Things to Remember During the Teen Months

Lessons Learned after Surviving the Teen Months (13-19 months)

  • The nose is just one more orifice to explore; think of it as pointing to their brains.
  • If the circle block goes through the hole, why not the crayons? If the square block goes into the square hole, why not the remote control?
  • “Bye-bye” or “uh-oh” said while they are in the bathroom is a call them out to play elsewhere. When said in conjunction with a toilet flush, call the plumber.
  • When you are playing with the phone is exactly the time to start playing with it too.
  • If it moves, it may be food. If food doesn’t move, it’s fun to move and play with.
  • They don’t know what stingers look like. Until they know it is dangerous, it is just another part of the bug to touch. If it does sting, they probably won’t remember the danger after a week.
  • You will have the poison control number memorized before they are two years old. For precocious and adventurous toddlers, you’ll have it memorized by age 18 months.
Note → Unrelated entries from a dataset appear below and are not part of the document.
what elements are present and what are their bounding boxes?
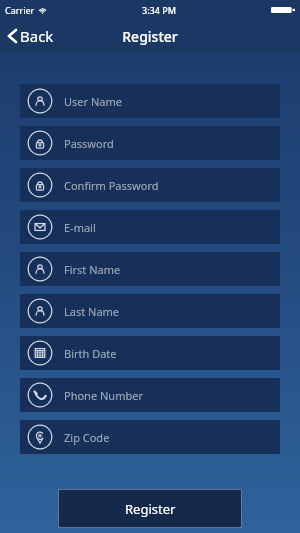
staticText: Register: [125, 500, 176, 518]
button[interactable]: Phone Number: [20, 378, 280, 412]
staticText: First Name: [64, 262, 121, 277]
staticText: Birth Date: [64, 346, 117, 361]
staticText: E-mail: [64, 220, 96, 235]
button[interactable]: Register: [58, 489, 242, 528]
staticText: Password: [64, 136, 114, 151]
staticText: Phone Number: [64, 388, 143, 403]
staticText: User Name: [64, 94, 122, 109]
staticText: Back: [20, 26, 54, 46]
staticText: Last Name: [64, 304, 120, 319]
button[interactable]: Last Name: [20, 294, 280, 328]
button[interactable]: E-mail: [20, 210, 280, 244]
button[interactable]: Password: [20, 126, 280, 160]
staticText: Confirm Password: [64, 178, 159, 193]
staticText: Zip Code: [64, 430, 110, 445]
button[interactable]: User Name: [20, 84, 280, 118]
button[interactable]: Birth Date: [20, 336, 280, 370]
staticText: 3:34 PM: [142, 4, 176, 16]
staticText: Carrier: [5, 4, 35, 16]
button[interactable]: First Name: [20, 252, 280, 286]
staticText: Register: [122, 27, 178, 46]
button[interactable]: Back: [0, 20, 62, 52]
button[interactable]: Zip Code: [20, 420, 280, 454]
button[interactable]: Confirm Password: [20, 168, 280, 202]
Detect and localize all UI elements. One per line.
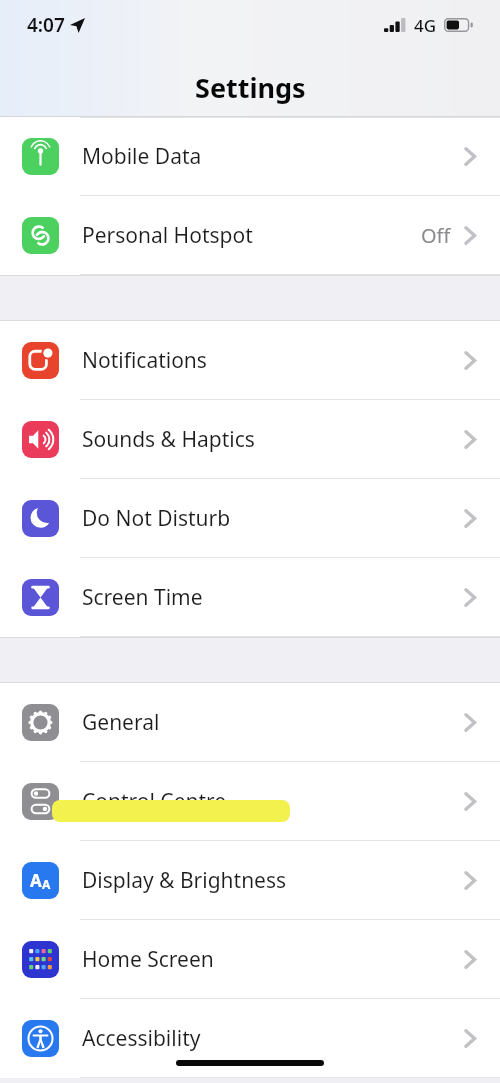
other: Accessibility [22, 1020, 59, 1057]
staticText: Screen Time [82, 583, 203, 612]
button[interactable]: Mobile Data [0, 117, 500, 196]
other: Do Not Disturb [22, 500, 59, 537]
staticText: 4G [414, 14, 437, 37]
staticText: 4:07 [27, 12, 65, 38]
button[interactable]: Home Screen [0, 920, 500, 999]
staticText: A [42, 876, 51, 892]
other: Sounds and Haptics [22, 421, 59, 458]
button[interactable]: Display and Brightness [0, 841, 500, 920]
staticText: Home Screen [82, 945, 214, 974]
staticText: Accessibility [82, 1024, 201, 1053]
other: Mobile Data [22, 138, 59, 175]
other: Personal Hotspot [22, 217, 59, 254]
other: Home Screen [22, 941, 59, 978]
staticText: Display & Brightness [82, 866, 287, 895]
button[interactable]: Control Centre [0, 762, 500, 841]
button[interactable]: Screen Time [0, 558, 500, 637]
button[interactable]: Do Not Disturb [0, 479, 500, 558]
other: Notifications [22, 342, 59, 379]
staticText: Settings [195, 69, 306, 106]
button[interactable]: General [0, 683, 500, 762]
staticText: Notifications [82, 346, 207, 375]
staticText: Off [421, 222, 451, 249]
button[interactable]: Personal Hotspot [0, 196, 500, 275]
other: Screen Time [22, 579, 59, 616]
staticText: Mobile Data [82, 142, 202, 171]
staticText: General [82, 708, 160, 737]
other: Display and Brightness [22, 862, 59, 899]
button[interactable]: Notifications [0, 321, 500, 400]
staticText: Personal Hotspot [82, 221, 253, 250]
staticText: Sounds & Haptics [82, 425, 255, 454]
other: General [22, 704, 59, 741]
staticText: Do Not Disturb [82, 504, 231, 533]
button[interactable]: Accessibility [0, 999, 500, 1078]
staticText: Control Centre [82, 787, 227, 816]
button[interactable]: Sounds and Haptics [0, 400, 500, 479]
other: Control Centre [22, 783, 59, 820]
staticText: A [30, 869, 42, 892]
  • It is time to get a toddler bed when you catch them trying to climb out.
  • It is time to break out the toddler bed when you find them practicing the teenager sneaking out of the house routine.
  • If you teach them they don’t get out of the high chair before all the food is eaten, they have learned another reason to throw all the food on the floor.
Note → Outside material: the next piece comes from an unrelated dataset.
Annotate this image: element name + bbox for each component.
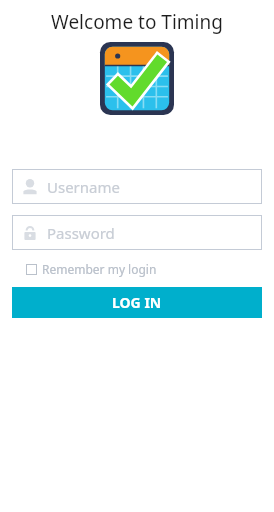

  • The reason 9 and 1 are in 911 is to minimize the number of times your child could accidentally dial it when smashing a hand on the keypad.
  • Remove all long distance numbers off your speed dial before they can reach the phone. (Ours ended up calling Nana long distance a few times, leaving amusing messages in the process.)
  • When someone asks about the funny baby babble message you left them, check your phone log before dismissing their claims.
  • They will discover the toilet before they discover the advantages of toilet training.
  • All old ladies are grandmas until proven otherwise
  • If you dance in the driver’s seat, they will dance in the car seat
  • When you clap when they put trash in the trashcan, their cup and your calendar are next to go.
  • If they can climb out of their crib, the baby gate is next.
  • You spend so much time looking down their diaper, why shouldn’t they?
  • When they learn the joys of closing doors, carry your keys with you when you step outside.
  • “Playmate detection” is always on. If there is someone their size within visual range, they will be spotted.
  • If the child gets bored with a repetitive game before the parent does, they are probably sleepy.
  • The longer a parent works on something, the greater attraction it holds. Corollary: if you don’t want your child to start taking apart child proofing as soon as you install it, only install it when they are asleep.
  • Just because it looks like a stuffed animal does not mean your child will like the neighbor’s dog. Conversely, the child may assume an agitated animal is a playmate because it looks like a stuffed animal. Your child doesn’t know which is which that until they are scratched / bit / knocked over.